At this point, someone will clamor for data integrity. The main condition is that representative_id must in all cases point to an object whose representative_id matches its id. There are ways to enforce this directly, such as with a pre_save validator or something like that. You could also do effectively the same thing by factoring out a ProductType table that contains a representative_id column. I.e.:
Products
Name id product_type
_________________________________
red_ball 1 ball
blue_ball 2 ball
green_ball 3 ball
small_shirt 4 shirt
medium_shirt 5 shirt
large_shirt 6 shirt
unique_thing 7 thing
Types
Name representative_id
_______________________________
ball 1
shit 4
thing 7
This doesn't replace the need to enforce integrity with some validator, but it makes it a little more abstract.

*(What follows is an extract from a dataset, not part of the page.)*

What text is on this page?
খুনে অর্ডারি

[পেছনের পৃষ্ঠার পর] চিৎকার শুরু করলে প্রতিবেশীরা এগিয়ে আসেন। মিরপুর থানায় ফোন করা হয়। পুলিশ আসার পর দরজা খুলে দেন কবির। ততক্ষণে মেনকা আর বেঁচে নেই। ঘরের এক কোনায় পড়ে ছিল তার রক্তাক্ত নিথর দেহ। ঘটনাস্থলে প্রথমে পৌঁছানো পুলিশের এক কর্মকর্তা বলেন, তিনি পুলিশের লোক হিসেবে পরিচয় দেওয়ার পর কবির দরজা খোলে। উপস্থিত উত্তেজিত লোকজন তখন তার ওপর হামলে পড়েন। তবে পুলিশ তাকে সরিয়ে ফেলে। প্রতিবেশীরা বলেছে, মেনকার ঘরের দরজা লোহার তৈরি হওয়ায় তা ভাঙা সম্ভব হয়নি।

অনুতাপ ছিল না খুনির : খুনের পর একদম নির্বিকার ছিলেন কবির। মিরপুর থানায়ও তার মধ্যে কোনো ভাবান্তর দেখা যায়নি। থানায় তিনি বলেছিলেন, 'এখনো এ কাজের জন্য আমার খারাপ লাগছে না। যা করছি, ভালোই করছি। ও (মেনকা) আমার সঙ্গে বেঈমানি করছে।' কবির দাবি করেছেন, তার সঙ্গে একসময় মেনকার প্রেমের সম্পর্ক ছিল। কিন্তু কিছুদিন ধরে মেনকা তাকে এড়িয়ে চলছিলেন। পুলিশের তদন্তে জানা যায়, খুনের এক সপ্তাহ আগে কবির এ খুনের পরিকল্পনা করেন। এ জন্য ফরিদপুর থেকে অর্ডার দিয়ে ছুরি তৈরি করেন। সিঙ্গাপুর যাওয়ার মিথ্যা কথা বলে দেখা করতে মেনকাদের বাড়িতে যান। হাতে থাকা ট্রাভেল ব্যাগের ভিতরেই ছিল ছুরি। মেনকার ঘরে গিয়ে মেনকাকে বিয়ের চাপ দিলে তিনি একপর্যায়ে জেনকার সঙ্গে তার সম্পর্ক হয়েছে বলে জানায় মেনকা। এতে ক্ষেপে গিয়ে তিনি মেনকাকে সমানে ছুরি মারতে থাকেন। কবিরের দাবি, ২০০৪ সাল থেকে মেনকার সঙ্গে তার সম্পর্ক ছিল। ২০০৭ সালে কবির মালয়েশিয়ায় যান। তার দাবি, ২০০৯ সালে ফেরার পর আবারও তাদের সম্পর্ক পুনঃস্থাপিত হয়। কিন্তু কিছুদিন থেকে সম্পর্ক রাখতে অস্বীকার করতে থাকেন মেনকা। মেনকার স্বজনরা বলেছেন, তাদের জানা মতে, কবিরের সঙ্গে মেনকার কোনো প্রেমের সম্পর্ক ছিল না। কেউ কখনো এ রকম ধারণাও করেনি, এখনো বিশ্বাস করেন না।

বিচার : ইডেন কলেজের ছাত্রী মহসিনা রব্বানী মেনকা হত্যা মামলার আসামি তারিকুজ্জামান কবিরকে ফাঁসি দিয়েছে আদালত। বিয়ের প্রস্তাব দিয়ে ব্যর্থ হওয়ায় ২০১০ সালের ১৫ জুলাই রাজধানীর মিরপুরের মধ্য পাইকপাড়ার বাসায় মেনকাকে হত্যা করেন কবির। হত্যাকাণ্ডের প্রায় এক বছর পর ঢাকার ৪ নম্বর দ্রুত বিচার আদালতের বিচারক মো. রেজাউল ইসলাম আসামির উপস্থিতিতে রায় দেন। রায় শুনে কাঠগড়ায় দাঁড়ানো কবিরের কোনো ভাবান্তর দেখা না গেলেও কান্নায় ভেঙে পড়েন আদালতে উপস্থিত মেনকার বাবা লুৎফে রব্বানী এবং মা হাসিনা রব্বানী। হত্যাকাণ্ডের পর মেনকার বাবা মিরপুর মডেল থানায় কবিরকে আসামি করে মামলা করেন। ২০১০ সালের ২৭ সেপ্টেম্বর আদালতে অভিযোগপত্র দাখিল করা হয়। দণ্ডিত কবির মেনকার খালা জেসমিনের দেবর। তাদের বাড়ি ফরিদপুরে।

Go with Django's multi-table inheritance, with a base class you won't instanciate directly. The base class still has a manager you can run queries against, and that will contain the base attributes of any subclass instance.
To tackle your question about configurable products that must not be displayed redundantly, I think you have two options:
Make configurable products a multiple choice of ConfigurableProductChoice (unrelated to SimpleProduct). Have the ConfigurableProductChoice extend the ConfigurableProduct. That way you'll have a single ConfigurableProduct in your results and no redundancy.
Make configurable products be associated to various options, and design a rule to compute the price from what options are selected. A simple addition would be fine. Your product IDs will need to encode what options are selected. You still have no redundancy, because you didn't involve SimpleProduct.